I took a few projects with me and worked on my Cedar Shake fingerless gloves (a pattern from the book Juju’s Loops, which I’ve had my eye on for a while). These knit up fairly quickly, and the stretchy lace and twisted stitch pattern, combined with decreases towards the wrist make them fit really well. I also started working on one of Ysolda Teague’s patterns: the Cadeautje slippers from her new collection, Knitworthy. Cadeautje are chunky slipper socks with a secret. The insides are thrummed (which means that they have bits of wool fibre knit into the fabric, so that on the outside the fibre appears like a bigger stitch, but on the inside the ends are loose to create a lovely fleecy lining which looks like a clown wig or a muppet. Like this (which is the inside of the finished sole):
I had got really excited by this pattern as they look incredibly cosy, and I also liked the idear of playing with colours for a rainbow of thrums. I took a selection of dyed merino tops with me, and the wisdom of my fellow knitters was invaluable in working out the right combination and order. Here’s what we went for after much group debate:
I’m still finishing the second one, but they are turning out really nicely. I may end up making more than one pair, as I think they will make excellent presents. It’s the first time I’ve made anything with thrums, but they are very satisfying to do!

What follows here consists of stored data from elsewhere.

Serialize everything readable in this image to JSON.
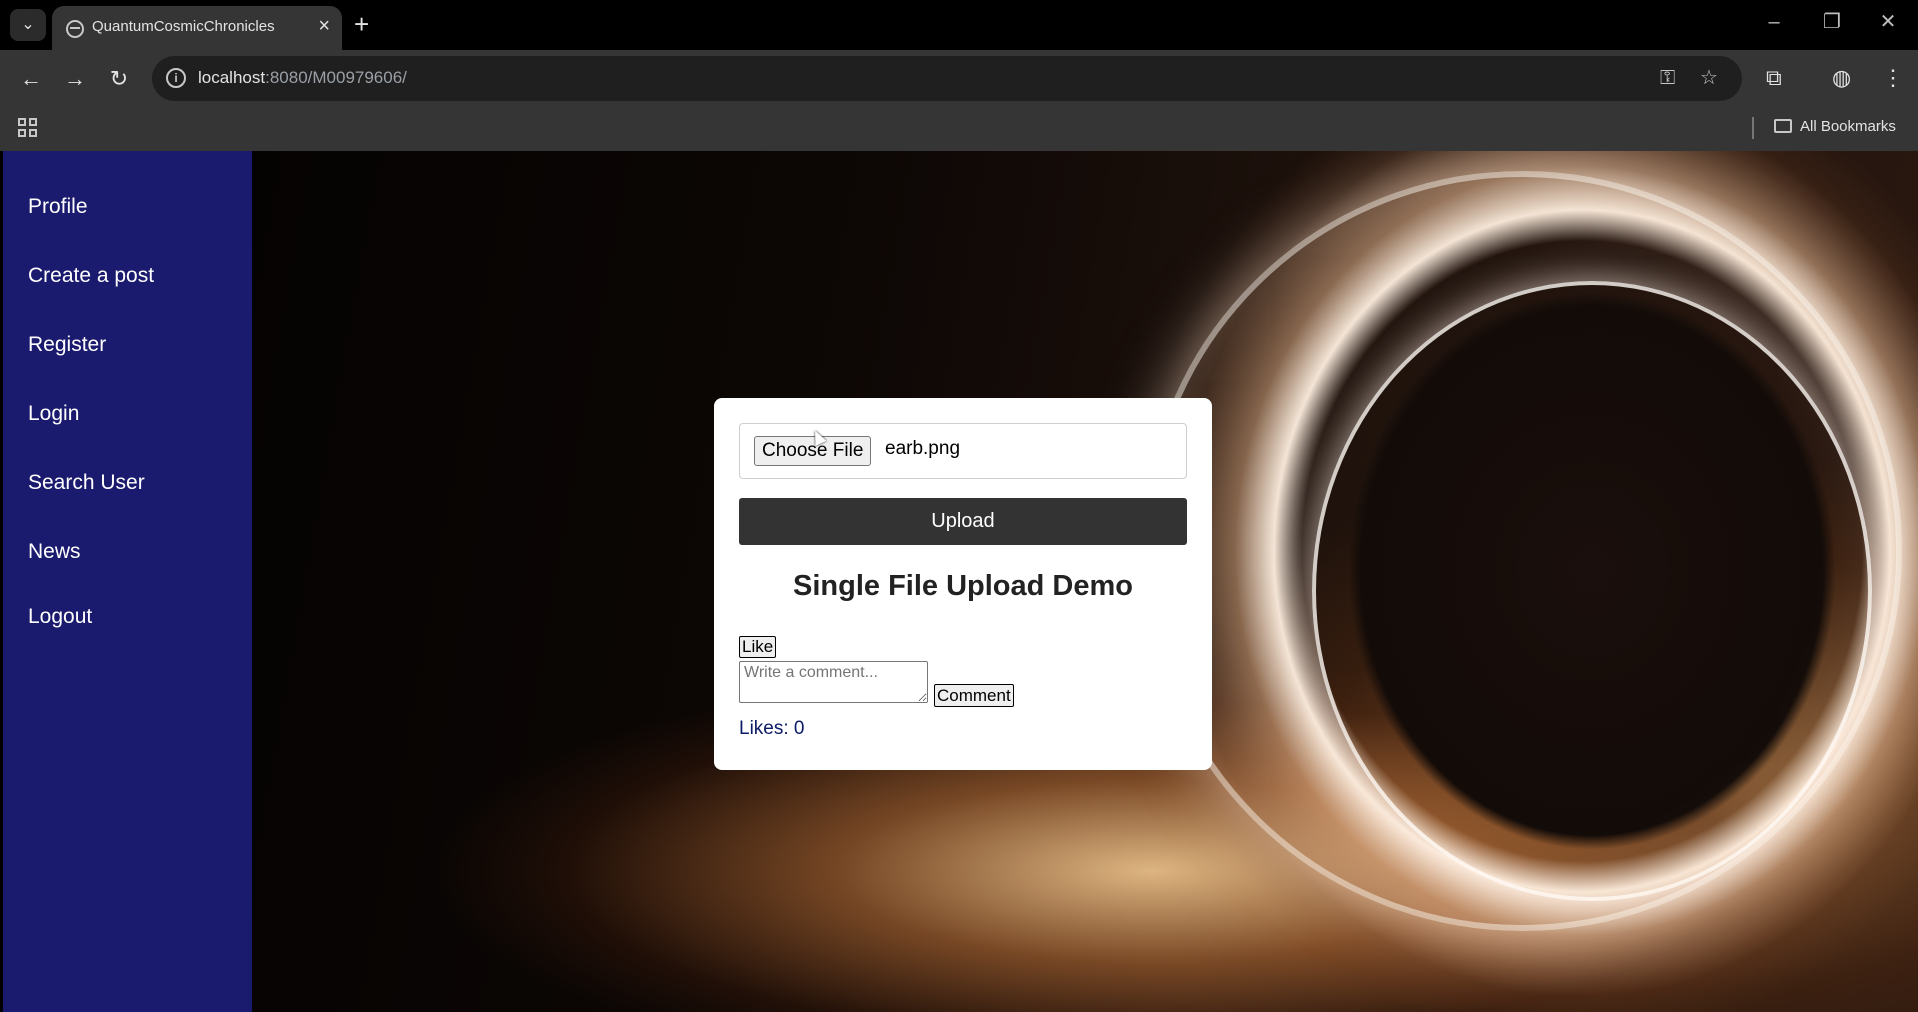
{
  "browser": {
    "tab_title": "QuantumCosmicChronicles",
    "url_host": "localhost",
    "url_rest": ":8080/M00979606/",
    "bookmarks_label": "All Bookmarks"
  },
  "sidebar": {
    "items": [
      {
        "label": "Profile"
      },
      {
        "label": "Create a post"
      },
      {
        "label": "Register"
      },
      {
        "label": "Login"
      },
      {
        "label": "Search User"
      },
      {
        "label": "News"
      },
      {
        "label": "Logout"
      }
    ]
  },
  "upload": {
    "choose_label": "Choose File",
    "file_name": "earb.png",
    "upload_label": "Upload",
    "title": "Single File Upload Demo"
  },
  "post": {
    "like_label": "Like",
    "comment_placeholder": "Write a comment...",
    "comment_label": "Comment",
    "likes_text": "Likes: 0"
  },
  "colors": {
    "sidebar_bg": "#1a1a6e",
    "upload_btn_bg": "#333333",
    "likes_text": "#0a1a66"
  }
}
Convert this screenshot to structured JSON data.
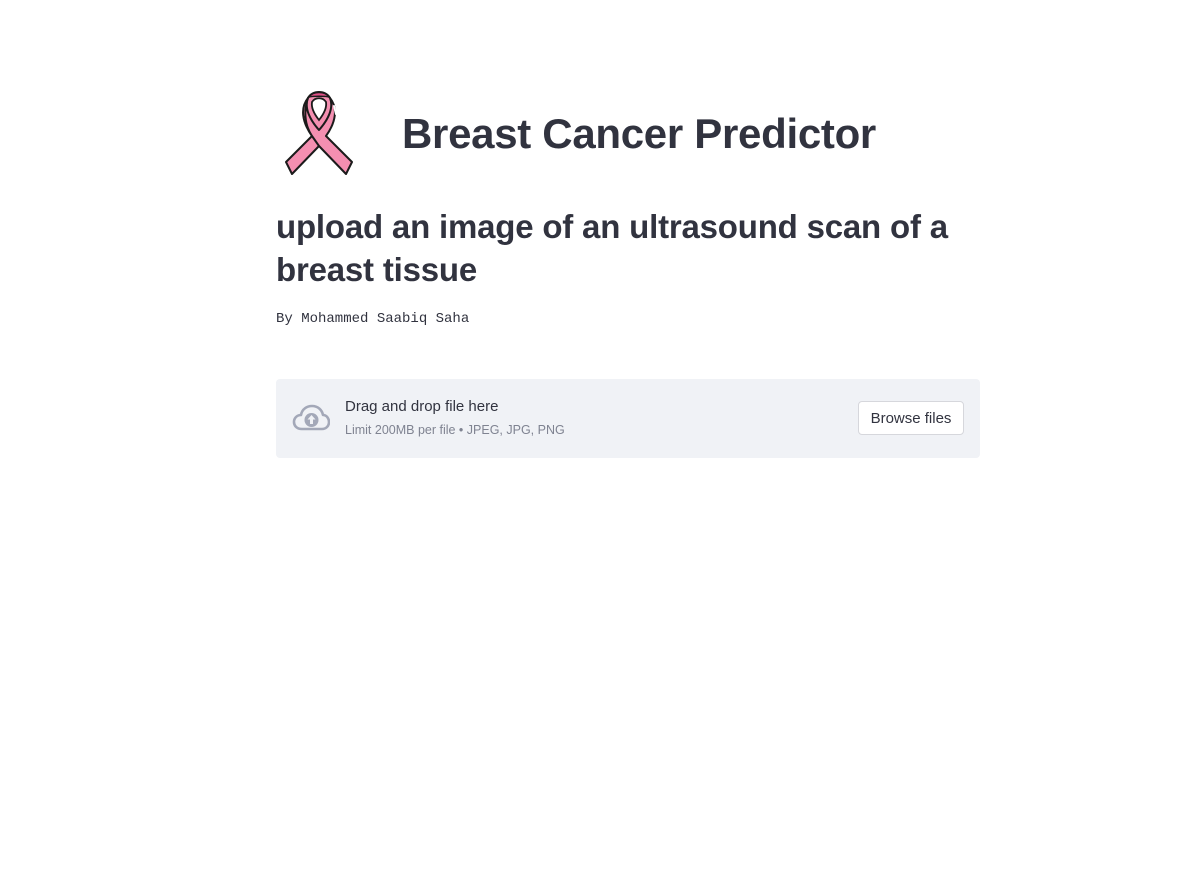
{
  "header": {
    "title": "Breast Cancer Predictor",
    "logo": "pink-ribbon-icon"
  },
  "subtitle": "upload an image of an ultrasound scan of a breast tissue",
  "byline": "By Mohammed Saabiq Saha",
  "uploader": {
    "icon": "cloud-upload-icon",
    "drop_label": "Drag and drop file here",
    "limit_label": "Limit 200MB per file • JPEG, JPG, PNG",
    "browse_label": "Browse files"
  },
  "colors": {
    "text": "#31333f",
    "ribbon_pink": "#f48fb1",
    "ribbon_dark": "#e04f86",
    "uploader_bg": "#f0f2f6",
    "muted_text": "#7f8391",
    "cloud_icon": "#a3a8b8"
  }
}
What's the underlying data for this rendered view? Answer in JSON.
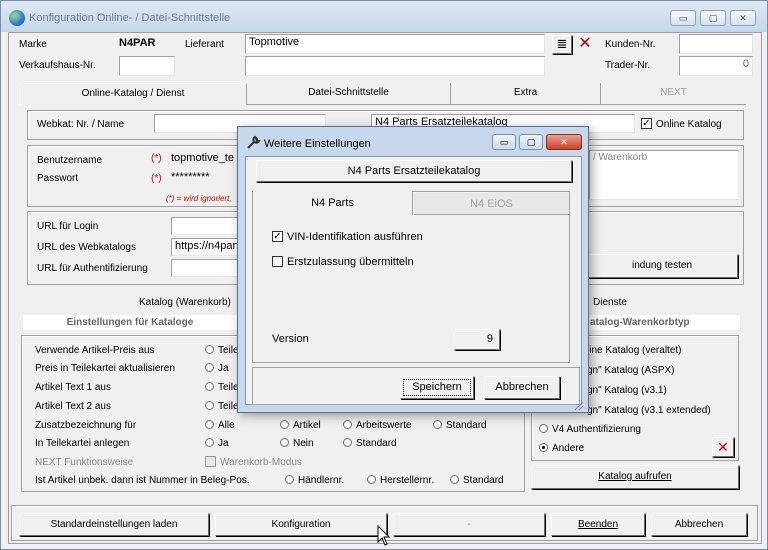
{
  "window": {
    "title": "Konfiguration Online- / Datei-Schnittstelle",
    "caption_buttons": {
      "minimize": "▭",
      "maximize": "▢",
      "close": "✕"
    }
  },
  "header": {
    "marke_label": "Marke",
    "marke_value": "N4PAR",
    "lieferant_label": "Lieferant",
    "lieferant_value": "Topmotive",
    "list_icon": "≣",
    "delete_icon": "✕",
    "kunden_nr_label": "Kunden-Nr.",
    "kunden_nr_value": "",
    "verkaufshaus_label": "Verkaufshaus-Nr.",
    "verkaufshaus_value": "",
    "trader_label": "Trader-Nr.",
    "trader_value": "0"
  },
  "tabs": [
    {
      "label": "Online-Katalog / Dienst"
    },
    {
      "label": "Datei-Schnittstelle"
    },
    {
      "label": "Extra"
    },
    {
      "label": "NEXT"
    }
  ],
  "online": {
    "webkat_label": "Webkat: Nr. / Name",
    "webkat_nr": "",
    "webkat_name": "N4 Parts Ersatzteilekatalog",
    "online_katalog_label": "Online Katalog",
    "benutzer_label": "Benutzername",
    "passwort_label": "Passwort",
    "required_marker": "(*)",
    "benutzer_value": "topmotive_te",
    "passwort_value": "*********",
    "hint": "(*) = wird ignoriert,",
    "warenkorb_hint": "/ Warenkorb",
    "url_login_label": "URL für Login",
    "url_webkatalog_label": "URL des Webkatalogs",
    "url_webkatalog_value": "https://n4part",
    "url_auth_label": "URL für Authentifizierung",
    "verbindung_button": "indung testen"
  },
  "katalog": {
    "section_label": "Katalog (Warenkorb)",
    "settings_title": "Einstellungen für Kataloge",
    "rows": [
      {
        "label": "Verwende Artikel-Preis aus",
        "options": [
          "Teile"
        ]
      },
      {
        "label": "Preis in Teilekartei aktualisieren",
        "options": [
          "Ja"
        ]
      },
      {
        "label": "Artikel Text 1 aus",
        "options": [
          "Teile"
        ]
      },
      {
        "label": "Artikel Text 2 aus",
        "options": [
          "Teile"
        ]
      },
      {
        "label": "Zusatzbezeichnung für",
        "options": [
          "Alle",
          "Artikel",
          "Arbeitswerte",
          "Standard"
        ]
      },
      {
        "label": "In Teilekartei anlegen",
        "options": [
          "Ja",
          "Nein",
          "Standard"
        ]
      }
    ],
    "next_label": "NEXT Funktionsweise",
    "warenkorb_modus": "Warenkorb-Modus",
    "unbek_label": "Ist Artikel unbek. dann ist Nummer in Beleg-Pos.",
    "unbek_options": [
      "Händlernr.",
      "Herstellernr.",
      "Standard"
    ]
  },
  "dienste": {
    "section_label": "Dienste",
    "typ_title": "atalog-Warenkorbtyp",
    "options": [
      "line Katalog (veraltet)",
      "gn\" Katalog (ASPX)",
      "gn\" Katalog (v3.1)",
      "gn\" Katalog (v3.1 extended)",
      "V4 Authentifizierung",
      "Andere"
    ],
    "selected_index": 5,
    "katalog_aufrufen_button": "Katalog aufrufen"
  },
  "footer": {
    "standard_button": "Standardeinstellungen laden",
    "konfiguration_button": "Konfiguration",
    "middle_button": "-",
    "beenden_button": "Beenden",
    "abbrechen_button": "Abbrechen"
  },
  "dialog": {
    "title": "Weitere Einstellungen",
    "header_button": "N4 Parts Ersatzteilekatalog",
    "tabs": [
      {
        "label": "N4 Parts"
      },
      {
        "label": "N4 EiOS"
      }
    ],
    "vin_label": "VIN-Identifikation ausführen",
    "vin_checked": true,
    "erstzulassung_label": "Erstzulassung übermitteln",
    "erstzulassung_checked": false,
    "version_label": "Version",
    "version_value": "9",
    "speichern_button": "Speichern",
    "abbrechen_button": "Abbrechen"
  }
}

As well as colour advice, knitting in a group brings so many advantages. It was really interesting seeing what everyone else was making and having the chance to compare notes and tips. Between us, we managed to solve quite a bit of swatching-related maths, find just the right size needle for every eventuality and share lots of pattern inspiration. With lots of knitting time, we managed to make good progress on our projects. Here’s the group project photo of everything we worked on (mainly knitting, with some patchwork quilting and a rag rug). Some projects were just starting, while others, such as the lovely baby blanket, were virtually finished.
For me, the weekend was also a real marker of my progress as a knitter because my knitting journey really started on a similar weekend with almost the same group of people just over three years ago. Back then, I was more of a general crafter, sewist, and jewellery maker and had never really knitted more than a few rows. When my friend Jenny invited me on the weekend, I realised that everyone else who was going was a knitter and decided it was the perfect opportunity to improve my very rudimentary knitting skills. I took some yarn I liked the look of and some needles, and I started a Christmas present scarf in double moss stitch. I only made a few inches worth of slow progress that weekend, but I had long enough to get into the rhythm of knitting and I loved it. At one point, one of the others, Cat, said to me “I’m not sure you’ll finish that by Christmas”. It was a very fair observation, but when I got home her comment spurred me to get up 20 minutes earlier each day to work on my scarf. Here is that first scarf:
I not only finished it, but also ended up making another two similar scarves before Christmas! It was that daily knitting that really turned me into a knitter and I can’t really imagine life without it now. (Thank you Jenny and Cat for what you started!)
Sitting with the same people three years on enabled me to measure just how much I’ve learned. I was no longer sitting there baffled by the use of unfamiliar (although actually quite simple) terms such as “knitting through the back of the loop” and “slipped stitches” which I remembered not understanding on that previous weekend. It’s now my language, and my knitting no longer feels clumsy but utterly familiar in my hands. I was able to admire everyone’s projects even more now that I have a good understanding of what they are doing and I’m now not phased by mistakes because I am (usually) able to fix them. It was good to take stock of the progress I’ve made and the way knitting has become part of my life, as sometimes it’s easy to forget where you started from.
In other news, if you visit Hartpury, make sure you go to look at the bee shelter which can be found in the churchyard. We had seen the signs for it and were intrigued. It was built in the mid-19th century by local stone mason and beekeeper Paul Tuffley. It is a rather impressive construction which houses 28 straw skeps (which are the dome shaped bee houses that bees were kept in before modern beehives were invented). If you are wondering what a bee shelter looks like, here is the Hartpury one:
All in all, it was a really enjoyable weekend. We’re already thinking about the next one!